Artasia 2025
PROTEST IS A PRINCIPLE OF ART

A Summer Grounded in the Hundred Languages of Children.
This summer, Artasia invites children to explore the many ways they express themselves—through movement, storytelling, building, imagining, and playing. Inspired by the poem The Hundred Languages of Children by Loris Malaguzzi, this year’s program honours the idea that children learn and communicate not just with words, but with their whole bodies, senses, and spirits.
Each week, children will be introduced to a new theme based on the elements of dance—Body, Space, Time, Energy, and Relationship—through hands-on creative experiences designed to spark curiosity and joy. Whether it’s making marks with natural materials, exploring textures and patterns with digital tools, or moving through space in playful and thoughtful ways, children will be supported to follow their ideas and express themselves fully.
The Hundred Languages
“Children as human beings, possess a hundred languages: a hundred ways of thinking, expressing, understanding, of encountering otherness through a way of thinking that weaves together and does not separate the various dimensions of experience. The hundred languages are a metaphor for the extraordinary potentials of children, their knowledge-building and creative processes, the myriad forms with which life is manifested and knowledge is constructed.
It is the responsibility of [the adult] to valorise all verbal and non-verbal languages with equal dignity.”
Process, Play, and Presence.
We believe that when children are free to explore, create, and play, they show us who they are and how they see the world. This, too, is a form of protest: claiming space for imagination, for presence, and for voices that are often overlooked.
At the end of the summer, Artasia will be part of Supercrawl 2025, where the themes of the program will be reflected in a large community art installation. While the exhibition may not showcase individual children’s work, it will be shaped by their spirit, ideas, and explorations.
This summer, we say with the children:
“No Way. The hundred is there.”
Weekly Activities
Each weekly activity is crafted by the Artasia 2025 team to deliver the core message of this year’s theme. This year, we looked to Loris Malaguzzi’s poem 100 Languages of Children, and asked some questions of our own.

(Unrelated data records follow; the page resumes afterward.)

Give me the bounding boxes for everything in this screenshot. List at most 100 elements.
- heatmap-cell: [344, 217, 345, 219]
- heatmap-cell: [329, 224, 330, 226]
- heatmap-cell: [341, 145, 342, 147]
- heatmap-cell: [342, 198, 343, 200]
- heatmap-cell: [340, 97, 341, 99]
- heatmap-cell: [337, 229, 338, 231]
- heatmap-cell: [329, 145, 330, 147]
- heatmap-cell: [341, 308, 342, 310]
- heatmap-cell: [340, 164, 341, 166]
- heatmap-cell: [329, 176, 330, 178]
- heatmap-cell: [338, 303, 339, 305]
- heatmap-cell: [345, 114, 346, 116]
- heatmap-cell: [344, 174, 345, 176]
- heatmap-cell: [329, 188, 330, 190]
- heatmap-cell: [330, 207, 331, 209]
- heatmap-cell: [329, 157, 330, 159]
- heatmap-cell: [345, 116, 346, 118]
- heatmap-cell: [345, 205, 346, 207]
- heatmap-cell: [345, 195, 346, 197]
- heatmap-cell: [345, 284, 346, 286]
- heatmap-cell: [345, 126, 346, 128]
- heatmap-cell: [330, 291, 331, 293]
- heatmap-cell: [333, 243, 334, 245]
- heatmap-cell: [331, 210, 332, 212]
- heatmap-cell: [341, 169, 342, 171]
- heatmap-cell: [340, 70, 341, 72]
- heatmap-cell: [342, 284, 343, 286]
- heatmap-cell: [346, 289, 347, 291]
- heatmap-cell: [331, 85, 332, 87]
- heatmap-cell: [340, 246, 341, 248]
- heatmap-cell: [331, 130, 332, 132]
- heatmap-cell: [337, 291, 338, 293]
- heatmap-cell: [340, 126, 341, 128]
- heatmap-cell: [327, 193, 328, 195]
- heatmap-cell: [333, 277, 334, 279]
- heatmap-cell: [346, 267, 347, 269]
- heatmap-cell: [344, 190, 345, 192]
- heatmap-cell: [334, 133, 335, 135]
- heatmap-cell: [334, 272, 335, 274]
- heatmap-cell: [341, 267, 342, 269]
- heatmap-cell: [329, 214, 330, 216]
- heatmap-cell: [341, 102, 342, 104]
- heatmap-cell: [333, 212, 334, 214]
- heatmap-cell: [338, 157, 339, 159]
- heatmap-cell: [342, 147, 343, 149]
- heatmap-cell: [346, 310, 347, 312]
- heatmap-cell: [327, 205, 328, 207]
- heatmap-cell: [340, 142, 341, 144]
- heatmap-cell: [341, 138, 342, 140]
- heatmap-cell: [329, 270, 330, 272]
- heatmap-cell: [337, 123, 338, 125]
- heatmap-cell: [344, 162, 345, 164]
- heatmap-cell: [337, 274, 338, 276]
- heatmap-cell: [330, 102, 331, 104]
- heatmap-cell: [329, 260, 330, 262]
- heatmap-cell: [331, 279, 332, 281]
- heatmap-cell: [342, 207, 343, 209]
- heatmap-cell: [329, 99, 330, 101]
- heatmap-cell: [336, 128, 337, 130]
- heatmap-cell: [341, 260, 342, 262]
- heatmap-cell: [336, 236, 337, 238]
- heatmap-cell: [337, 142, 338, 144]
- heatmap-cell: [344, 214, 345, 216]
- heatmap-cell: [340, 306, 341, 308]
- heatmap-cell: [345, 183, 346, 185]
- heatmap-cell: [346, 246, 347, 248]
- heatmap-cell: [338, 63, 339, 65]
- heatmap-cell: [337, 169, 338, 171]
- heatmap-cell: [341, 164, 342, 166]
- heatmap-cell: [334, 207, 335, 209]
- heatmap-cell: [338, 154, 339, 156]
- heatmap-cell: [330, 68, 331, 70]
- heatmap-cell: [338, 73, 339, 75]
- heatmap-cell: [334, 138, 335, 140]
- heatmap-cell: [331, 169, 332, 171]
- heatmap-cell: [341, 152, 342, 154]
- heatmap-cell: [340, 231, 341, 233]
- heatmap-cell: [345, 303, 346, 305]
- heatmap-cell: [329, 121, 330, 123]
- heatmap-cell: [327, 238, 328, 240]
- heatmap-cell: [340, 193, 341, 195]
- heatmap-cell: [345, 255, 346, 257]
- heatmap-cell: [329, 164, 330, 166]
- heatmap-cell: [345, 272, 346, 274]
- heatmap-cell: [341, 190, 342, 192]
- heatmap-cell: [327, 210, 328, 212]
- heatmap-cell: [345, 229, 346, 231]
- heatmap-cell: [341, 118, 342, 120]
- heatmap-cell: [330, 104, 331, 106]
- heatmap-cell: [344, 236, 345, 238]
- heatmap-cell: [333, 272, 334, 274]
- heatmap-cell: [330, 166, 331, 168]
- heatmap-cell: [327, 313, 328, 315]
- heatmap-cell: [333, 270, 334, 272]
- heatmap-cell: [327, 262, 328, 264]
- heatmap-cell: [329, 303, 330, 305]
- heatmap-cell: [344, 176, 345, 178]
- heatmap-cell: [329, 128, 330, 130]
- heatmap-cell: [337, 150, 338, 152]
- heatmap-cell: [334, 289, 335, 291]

Week 1: The Expressive, Knowing Body
The body is our first language—our way of being, feeling, and expressing before we even speak. This week, children explore their own physical presence and gestures through movement and making.
Inspired by Malaguzzi’s words:
“They tell the child to think without hands…”
“They tell the child to do without head… to understand without joy…
No way. The hundred is there.”
We ask: How are we all connected through our bodies?

Week 2: Claiming and Reshaping Space
Space is never neutral. This week, children explore how they can reshape, reclaim, and transform space with their ideas and bodies. From floor to sky, table to sidewalk—every surface becomes a place of possibility.
Inspired by Malaguzzi’s words:
“They tell the child: that work and play / reality and fantasy… / are things that do not belong together.”
We ask: What if space could be for both?

Week 3: Memory, Change, Duration
Time is a material we move through—but it also moves through us.
This week invites children to explore how memory, repetition, layering, and revisiting can help us see and feel time.
Inspired by Malaguzzi’s words:
“A hundred worlds / to discover / a hundred worlds / to invent / a hundred worlds / to dream.”
We ask: How do we leave traces through time? What changes, and what remains?

Week 4: Emotion, Drive, Vibrancy
Energy is the invisible force that moves us—through feelings, through bodies, through ideas. This week, children will explore how their inner energy transforms materials, colours, and space.
Inspired by Malaguzzi’s words:
“To understand without joy… to love and to marvel only at Easter and Christmas.”
We ask: How do children express their energy every day? What colours, marks, and motions emerge from joy, curiosity, or intensity?

Week 5: Reciprocity, Care, Connection
Relationships are the threads that connect us—to people, places, and ourselves.
This week invites children to explore care, collaboration, and connection through shared art-making.
Inspired by Malaguzzi’s vision of the hundred languages of connection, we ask:
How do we listen, respond, and grow together through creative acts?
What do we discover when we make with instead of alone?